As Jo Cys, Head of School at UniSA’s School of Art, Architecture and Design points out, the recently updated 30 Year Plan for Greater Adelaide, and the SA Government’s new Planning, Development and Infrastructure Act (2016) both “prioritise and provide for quality design practices and processes in the consultation, decision-making, planning, procurement and creation of precincts, neighbourhoods, streets, public spaces and buildings”.
“Community-focused design is clearly valued in these critical guideline and legislative documents and signal a real increase in the value placed upon design in the creation of our future urban spaces, and the sustainable development of our existing environment,” says Cys, who is keen to further develop the teaching and learning aspects of the school.
One recent innovation that has happened locally on this front is the transition of UniSA’s Urban and Regional Planning School to the City West campus, to be situated with the university’s other architecture and design programs.

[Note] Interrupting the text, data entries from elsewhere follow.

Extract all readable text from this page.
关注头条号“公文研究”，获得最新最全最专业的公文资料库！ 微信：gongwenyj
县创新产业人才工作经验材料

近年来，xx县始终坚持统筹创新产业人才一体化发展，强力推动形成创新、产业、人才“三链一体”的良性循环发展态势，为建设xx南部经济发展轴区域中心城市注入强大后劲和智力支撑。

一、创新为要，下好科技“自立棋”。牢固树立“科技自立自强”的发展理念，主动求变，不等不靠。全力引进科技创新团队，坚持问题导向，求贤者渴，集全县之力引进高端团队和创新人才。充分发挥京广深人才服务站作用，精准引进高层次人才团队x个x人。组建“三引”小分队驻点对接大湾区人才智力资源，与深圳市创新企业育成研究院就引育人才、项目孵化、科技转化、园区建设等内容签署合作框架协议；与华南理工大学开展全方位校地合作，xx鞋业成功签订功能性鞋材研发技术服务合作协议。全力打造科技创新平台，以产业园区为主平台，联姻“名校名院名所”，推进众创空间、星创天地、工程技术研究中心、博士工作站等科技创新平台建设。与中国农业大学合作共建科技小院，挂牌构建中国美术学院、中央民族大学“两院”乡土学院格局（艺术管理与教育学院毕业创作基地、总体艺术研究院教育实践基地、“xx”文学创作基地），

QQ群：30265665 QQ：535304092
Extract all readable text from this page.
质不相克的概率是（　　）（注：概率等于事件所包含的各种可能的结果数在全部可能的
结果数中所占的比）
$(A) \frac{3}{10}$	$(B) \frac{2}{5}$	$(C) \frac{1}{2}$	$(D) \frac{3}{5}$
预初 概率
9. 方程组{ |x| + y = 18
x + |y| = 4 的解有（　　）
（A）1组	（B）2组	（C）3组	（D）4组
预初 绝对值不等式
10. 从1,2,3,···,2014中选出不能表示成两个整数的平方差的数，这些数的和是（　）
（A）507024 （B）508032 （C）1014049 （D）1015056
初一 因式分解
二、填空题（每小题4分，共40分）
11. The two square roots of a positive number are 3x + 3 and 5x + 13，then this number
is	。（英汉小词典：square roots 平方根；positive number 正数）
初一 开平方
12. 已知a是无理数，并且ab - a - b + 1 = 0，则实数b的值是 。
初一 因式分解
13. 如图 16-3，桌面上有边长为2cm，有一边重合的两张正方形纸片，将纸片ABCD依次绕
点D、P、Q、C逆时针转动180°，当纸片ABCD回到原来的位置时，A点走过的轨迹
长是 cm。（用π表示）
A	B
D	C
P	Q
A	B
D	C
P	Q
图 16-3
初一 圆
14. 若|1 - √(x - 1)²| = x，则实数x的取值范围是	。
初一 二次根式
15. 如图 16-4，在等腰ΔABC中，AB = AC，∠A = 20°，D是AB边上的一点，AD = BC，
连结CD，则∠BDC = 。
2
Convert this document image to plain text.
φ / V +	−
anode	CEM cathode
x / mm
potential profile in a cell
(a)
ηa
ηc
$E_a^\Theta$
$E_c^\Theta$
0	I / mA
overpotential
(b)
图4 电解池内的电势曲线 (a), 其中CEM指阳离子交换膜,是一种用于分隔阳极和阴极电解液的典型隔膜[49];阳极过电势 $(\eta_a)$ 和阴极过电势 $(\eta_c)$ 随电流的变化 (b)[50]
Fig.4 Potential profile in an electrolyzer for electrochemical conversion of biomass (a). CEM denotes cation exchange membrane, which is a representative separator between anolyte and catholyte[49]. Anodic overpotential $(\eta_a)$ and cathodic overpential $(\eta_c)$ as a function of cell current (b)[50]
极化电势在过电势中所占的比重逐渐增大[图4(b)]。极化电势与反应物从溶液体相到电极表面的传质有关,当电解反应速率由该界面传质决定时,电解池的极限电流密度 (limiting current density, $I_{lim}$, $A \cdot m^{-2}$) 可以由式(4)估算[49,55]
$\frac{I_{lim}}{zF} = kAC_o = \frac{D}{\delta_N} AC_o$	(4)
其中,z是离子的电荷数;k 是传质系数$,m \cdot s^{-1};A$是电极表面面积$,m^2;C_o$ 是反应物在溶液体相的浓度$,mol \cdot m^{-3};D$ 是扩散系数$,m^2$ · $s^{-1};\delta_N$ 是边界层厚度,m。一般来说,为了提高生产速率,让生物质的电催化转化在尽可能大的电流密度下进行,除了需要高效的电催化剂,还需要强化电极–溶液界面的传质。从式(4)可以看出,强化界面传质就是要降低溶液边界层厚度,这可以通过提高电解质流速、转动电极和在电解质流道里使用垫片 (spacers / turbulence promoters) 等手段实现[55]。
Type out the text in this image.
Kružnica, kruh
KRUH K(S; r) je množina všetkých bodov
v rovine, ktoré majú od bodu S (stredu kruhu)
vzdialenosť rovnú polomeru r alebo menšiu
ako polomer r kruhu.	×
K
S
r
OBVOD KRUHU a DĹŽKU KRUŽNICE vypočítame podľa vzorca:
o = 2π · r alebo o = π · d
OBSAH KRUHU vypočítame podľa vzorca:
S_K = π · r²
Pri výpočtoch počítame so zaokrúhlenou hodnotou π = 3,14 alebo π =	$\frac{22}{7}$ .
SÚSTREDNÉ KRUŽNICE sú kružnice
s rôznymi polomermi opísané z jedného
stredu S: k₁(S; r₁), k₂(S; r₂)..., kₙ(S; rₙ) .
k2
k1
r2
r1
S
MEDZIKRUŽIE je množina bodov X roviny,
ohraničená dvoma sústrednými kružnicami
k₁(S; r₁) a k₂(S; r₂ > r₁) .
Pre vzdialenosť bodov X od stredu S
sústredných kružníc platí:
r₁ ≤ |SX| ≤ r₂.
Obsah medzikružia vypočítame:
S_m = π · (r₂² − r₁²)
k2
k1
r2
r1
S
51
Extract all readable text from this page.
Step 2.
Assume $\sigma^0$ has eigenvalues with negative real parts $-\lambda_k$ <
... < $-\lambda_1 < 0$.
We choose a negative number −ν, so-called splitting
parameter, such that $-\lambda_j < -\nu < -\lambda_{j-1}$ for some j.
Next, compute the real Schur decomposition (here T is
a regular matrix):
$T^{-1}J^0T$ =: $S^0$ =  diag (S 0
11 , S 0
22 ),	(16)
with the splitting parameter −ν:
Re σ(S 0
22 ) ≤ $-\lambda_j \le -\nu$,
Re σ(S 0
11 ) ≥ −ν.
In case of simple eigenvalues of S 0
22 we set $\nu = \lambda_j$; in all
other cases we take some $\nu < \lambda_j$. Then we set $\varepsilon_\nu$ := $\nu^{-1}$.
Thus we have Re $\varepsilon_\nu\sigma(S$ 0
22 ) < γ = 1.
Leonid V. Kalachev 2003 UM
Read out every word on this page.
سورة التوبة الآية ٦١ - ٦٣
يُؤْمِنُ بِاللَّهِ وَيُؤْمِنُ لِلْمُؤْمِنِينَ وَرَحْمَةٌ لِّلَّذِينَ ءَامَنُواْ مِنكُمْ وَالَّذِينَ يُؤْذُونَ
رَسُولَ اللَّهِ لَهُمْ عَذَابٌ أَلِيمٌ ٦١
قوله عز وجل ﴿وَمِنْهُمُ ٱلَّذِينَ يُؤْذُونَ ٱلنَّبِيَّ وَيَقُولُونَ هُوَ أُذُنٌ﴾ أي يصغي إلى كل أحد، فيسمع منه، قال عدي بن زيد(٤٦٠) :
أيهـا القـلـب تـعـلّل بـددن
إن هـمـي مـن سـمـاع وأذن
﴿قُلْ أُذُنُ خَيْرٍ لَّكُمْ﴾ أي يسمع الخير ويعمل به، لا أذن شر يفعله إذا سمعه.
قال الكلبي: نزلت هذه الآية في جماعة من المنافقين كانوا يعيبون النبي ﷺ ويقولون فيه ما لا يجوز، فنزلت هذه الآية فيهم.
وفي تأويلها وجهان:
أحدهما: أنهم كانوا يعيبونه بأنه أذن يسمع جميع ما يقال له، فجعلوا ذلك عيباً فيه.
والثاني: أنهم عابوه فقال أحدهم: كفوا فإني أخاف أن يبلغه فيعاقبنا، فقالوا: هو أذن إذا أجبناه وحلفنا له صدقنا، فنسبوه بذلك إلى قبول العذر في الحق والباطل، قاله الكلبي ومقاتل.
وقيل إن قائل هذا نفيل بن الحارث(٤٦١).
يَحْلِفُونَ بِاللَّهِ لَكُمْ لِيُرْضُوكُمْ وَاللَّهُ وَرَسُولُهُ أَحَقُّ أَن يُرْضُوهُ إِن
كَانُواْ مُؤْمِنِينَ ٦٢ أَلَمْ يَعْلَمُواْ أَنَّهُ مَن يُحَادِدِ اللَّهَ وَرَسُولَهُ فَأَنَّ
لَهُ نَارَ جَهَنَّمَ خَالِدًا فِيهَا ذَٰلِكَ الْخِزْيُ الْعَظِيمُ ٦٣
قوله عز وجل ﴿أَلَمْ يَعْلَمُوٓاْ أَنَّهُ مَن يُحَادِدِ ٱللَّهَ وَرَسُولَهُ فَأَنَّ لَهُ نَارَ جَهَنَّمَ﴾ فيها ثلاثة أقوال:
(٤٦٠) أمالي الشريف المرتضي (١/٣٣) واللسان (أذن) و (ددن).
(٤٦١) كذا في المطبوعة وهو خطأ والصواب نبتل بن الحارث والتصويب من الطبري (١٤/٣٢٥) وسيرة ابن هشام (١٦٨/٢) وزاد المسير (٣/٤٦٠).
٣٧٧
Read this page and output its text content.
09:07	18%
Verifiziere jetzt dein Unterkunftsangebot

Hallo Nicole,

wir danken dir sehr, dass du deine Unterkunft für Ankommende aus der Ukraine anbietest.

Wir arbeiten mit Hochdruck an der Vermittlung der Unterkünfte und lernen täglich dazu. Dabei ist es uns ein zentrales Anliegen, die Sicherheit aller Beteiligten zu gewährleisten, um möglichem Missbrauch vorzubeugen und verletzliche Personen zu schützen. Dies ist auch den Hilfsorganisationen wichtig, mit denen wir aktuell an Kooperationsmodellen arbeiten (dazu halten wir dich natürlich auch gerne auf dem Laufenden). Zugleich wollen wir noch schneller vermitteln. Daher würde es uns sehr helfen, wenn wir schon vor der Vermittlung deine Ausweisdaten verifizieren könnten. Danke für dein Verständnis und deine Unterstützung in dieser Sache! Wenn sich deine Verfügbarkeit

The move is a ground level step towards giving students “the opportunity to study collaboratively with their peers from architecture and design programs,” says Cycs. “This will ensure that they can gain critical design awareness, capabilities and collaborative skills that will be highly professionally relevant for their future careers as planners.”
For Johannes Pieters, Program Director of Urban and Regional Planning at UniSA, who was also a judge on this year’s FORM INNOVATION AWARDS, the importance of recognising and supporting innovation locally is fundamental. “While large-scale iconic projects get a lot of attention it’s often through smaller scale projects that local planners get the opportunity to produce innovative designs and develop their engagement skills through co-design with local communities,” he says.
“While urbanisation is the key process impacting on existing cities and is driving the development of new cities all around the world each country and region faces different geographical, topographical, climate, infrastructure and economic challenges,” Pieters says. “They are coming up with ways of meeting these challenges through different urban design, governance, regulatory and market based approaches to create liveable, healthy and socially inclusive cities — we can learn from each other and help to build a body of knowledge that transcends contexts’.
Perhaps here lies the answer to a question about the future of cities, whereby we can transcend smaller siloed conceptions of city making, and move towards universally inclusive, holistic and liveable ideas that can be translated locally and authentically into our city of the future.